Peniel Mlapa (1899 Hoffenheim)

Kickwelt FlopDer Titel „Flop der Woche“ geht diese Woche ebenfalls an einen sehr überraschenden Kandidaten: Peniel Mlapa, Stürmer von 1899 Hoffenheim bekommt diesmal unsere negative Auszeichnung.

Warum? Weil er in unseren Augen „ohne Rücksicht auf Verluste“ Frankfurts Verteidiger Maik Franz bei seinem Foul so schwer verletzte, dass dieser mit einem Mittelfußbruch in dieser Saison kein Spiel mehr für sein Team bestreiten kann.
„Und warum wird man deswegen gleich zum Flop der Woche“, werden sich viele fragen, weil es ja öfters Fouls gibt, die zu schweren Verletzungen führen. Der 20jährige Mlapa ist aber bei Franz Wiederholungstäter, denn schon im Hinspiel foulte er Franz so schwer, dass dieser mehrere Wochen wegen einer Bauchmuskelverletzung pausieren musste. Auch damals war das Foul in unseren Augen unter „Inkaufnahme“ einer Verletzung geschehen.

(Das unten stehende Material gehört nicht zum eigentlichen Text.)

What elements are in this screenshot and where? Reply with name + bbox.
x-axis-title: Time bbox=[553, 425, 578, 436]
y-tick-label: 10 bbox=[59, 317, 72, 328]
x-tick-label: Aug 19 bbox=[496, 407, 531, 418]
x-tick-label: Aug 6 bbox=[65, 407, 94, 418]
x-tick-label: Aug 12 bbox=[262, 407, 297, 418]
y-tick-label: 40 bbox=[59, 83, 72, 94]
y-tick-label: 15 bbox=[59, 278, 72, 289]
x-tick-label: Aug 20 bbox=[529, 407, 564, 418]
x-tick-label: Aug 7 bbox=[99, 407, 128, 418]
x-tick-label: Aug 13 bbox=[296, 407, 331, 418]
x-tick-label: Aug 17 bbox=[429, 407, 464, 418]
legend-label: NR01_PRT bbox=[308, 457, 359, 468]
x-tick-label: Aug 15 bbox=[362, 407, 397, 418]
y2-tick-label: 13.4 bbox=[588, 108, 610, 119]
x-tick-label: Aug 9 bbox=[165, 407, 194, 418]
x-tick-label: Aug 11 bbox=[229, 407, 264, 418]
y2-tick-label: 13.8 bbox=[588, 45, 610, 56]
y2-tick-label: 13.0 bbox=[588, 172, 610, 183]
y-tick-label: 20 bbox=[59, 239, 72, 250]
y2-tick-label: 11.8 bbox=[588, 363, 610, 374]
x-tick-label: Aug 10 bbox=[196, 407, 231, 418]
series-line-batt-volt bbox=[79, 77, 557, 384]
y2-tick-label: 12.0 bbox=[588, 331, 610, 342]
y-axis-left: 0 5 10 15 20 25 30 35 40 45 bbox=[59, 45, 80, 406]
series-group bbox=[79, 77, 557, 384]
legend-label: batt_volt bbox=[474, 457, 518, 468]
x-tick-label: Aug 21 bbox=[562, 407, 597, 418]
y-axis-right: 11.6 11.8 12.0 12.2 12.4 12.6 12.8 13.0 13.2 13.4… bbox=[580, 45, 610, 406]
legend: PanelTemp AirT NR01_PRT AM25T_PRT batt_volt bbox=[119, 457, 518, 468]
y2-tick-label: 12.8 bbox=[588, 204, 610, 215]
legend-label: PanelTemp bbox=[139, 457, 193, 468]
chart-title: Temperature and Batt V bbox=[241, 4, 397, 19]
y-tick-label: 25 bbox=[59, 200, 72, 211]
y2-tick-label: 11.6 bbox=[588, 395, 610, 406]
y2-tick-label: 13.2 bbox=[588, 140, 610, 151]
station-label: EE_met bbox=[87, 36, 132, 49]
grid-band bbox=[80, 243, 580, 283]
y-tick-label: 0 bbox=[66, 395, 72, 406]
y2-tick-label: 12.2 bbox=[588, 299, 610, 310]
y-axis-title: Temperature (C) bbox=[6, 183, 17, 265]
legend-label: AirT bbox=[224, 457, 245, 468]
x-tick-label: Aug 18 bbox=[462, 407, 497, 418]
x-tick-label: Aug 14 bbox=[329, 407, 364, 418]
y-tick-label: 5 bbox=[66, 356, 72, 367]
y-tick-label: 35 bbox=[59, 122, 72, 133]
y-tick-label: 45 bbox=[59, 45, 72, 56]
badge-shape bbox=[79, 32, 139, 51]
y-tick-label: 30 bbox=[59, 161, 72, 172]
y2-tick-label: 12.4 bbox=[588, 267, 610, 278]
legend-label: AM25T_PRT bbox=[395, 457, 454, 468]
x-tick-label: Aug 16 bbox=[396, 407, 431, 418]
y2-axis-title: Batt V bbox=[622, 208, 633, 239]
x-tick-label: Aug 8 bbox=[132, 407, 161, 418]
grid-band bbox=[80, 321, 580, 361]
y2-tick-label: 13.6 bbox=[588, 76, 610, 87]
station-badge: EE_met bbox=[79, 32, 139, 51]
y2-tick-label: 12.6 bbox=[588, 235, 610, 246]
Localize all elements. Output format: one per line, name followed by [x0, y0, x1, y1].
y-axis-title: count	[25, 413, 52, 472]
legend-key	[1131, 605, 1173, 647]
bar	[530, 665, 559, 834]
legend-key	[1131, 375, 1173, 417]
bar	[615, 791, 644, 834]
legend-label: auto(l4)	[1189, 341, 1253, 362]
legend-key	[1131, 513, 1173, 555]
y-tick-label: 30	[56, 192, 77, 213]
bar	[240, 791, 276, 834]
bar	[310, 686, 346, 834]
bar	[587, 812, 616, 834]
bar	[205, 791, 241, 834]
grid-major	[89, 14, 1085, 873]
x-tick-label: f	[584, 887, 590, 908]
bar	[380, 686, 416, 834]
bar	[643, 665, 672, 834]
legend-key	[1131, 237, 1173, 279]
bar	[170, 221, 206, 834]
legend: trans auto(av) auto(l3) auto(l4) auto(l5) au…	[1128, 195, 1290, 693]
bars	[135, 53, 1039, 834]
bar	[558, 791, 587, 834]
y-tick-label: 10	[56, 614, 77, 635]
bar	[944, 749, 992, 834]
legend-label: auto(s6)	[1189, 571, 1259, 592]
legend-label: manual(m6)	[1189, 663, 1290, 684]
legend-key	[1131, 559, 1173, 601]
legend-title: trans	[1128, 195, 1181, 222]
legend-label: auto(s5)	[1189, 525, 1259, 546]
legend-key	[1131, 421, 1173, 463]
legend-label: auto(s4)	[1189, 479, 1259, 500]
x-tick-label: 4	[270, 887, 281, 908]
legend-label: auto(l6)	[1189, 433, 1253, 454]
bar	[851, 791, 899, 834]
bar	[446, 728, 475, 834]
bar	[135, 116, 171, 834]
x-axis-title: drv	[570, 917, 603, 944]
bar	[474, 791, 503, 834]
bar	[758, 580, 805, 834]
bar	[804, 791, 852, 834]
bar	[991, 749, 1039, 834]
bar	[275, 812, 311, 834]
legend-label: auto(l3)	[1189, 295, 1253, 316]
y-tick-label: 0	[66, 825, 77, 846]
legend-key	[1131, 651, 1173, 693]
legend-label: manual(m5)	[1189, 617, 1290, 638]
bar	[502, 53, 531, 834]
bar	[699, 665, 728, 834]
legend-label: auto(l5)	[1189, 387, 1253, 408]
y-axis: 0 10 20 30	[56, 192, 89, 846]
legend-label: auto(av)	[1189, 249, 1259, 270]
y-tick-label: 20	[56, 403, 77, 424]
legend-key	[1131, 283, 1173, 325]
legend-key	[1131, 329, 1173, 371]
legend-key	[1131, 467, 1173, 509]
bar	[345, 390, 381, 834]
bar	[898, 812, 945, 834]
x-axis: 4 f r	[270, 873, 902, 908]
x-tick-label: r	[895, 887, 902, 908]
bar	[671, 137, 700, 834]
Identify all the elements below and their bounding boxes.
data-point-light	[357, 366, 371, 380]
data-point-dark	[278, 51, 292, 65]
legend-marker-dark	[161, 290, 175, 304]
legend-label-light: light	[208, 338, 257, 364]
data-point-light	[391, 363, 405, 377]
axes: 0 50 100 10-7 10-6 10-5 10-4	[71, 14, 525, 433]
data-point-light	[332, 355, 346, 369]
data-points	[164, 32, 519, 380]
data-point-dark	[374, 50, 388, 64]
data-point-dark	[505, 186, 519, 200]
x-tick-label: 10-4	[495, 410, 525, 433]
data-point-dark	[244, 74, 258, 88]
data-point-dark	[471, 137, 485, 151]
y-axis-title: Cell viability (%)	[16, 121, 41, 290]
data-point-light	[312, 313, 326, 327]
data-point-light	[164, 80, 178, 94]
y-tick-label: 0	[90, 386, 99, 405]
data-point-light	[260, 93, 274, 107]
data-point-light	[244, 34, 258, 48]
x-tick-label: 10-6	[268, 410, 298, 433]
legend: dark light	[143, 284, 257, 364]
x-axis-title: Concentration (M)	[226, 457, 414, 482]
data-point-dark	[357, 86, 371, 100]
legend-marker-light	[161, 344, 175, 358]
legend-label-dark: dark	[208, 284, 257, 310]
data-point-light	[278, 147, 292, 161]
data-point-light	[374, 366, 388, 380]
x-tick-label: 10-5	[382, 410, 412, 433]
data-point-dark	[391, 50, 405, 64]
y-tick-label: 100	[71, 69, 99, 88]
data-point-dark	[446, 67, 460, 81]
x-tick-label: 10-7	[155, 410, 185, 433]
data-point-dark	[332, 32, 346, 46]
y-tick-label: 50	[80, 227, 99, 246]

Außerdem gibt es schon seit Jahren in der Bundesliga eine Hetzkampagne gegen Franz, der wir hier bewußt entgegenwirken wollen. Franz ist zwar auf dem Platz teilweise kompromisslos und arbeitet auch mit unfairen Mitteln, aber sein Ruf als der große „Holzer“ ist im Prinzip nicht mehr haltbar. Franz kommt in dieser Saison zwar schon auf 13 gelbe Karten, aber davon waren nur wenige aufgrund von bösen Foulspielen verteilt worden. Seine letzte Karte kassierte er eben am Samstag kurz nach dem Foulspiel, als sich Mlapa entschuldigen wollte und er – wohl noch unter Schmerzen – ihm symbolisch die Hand wegschlug und somit die Entschuldigung nicht annehmen wollte.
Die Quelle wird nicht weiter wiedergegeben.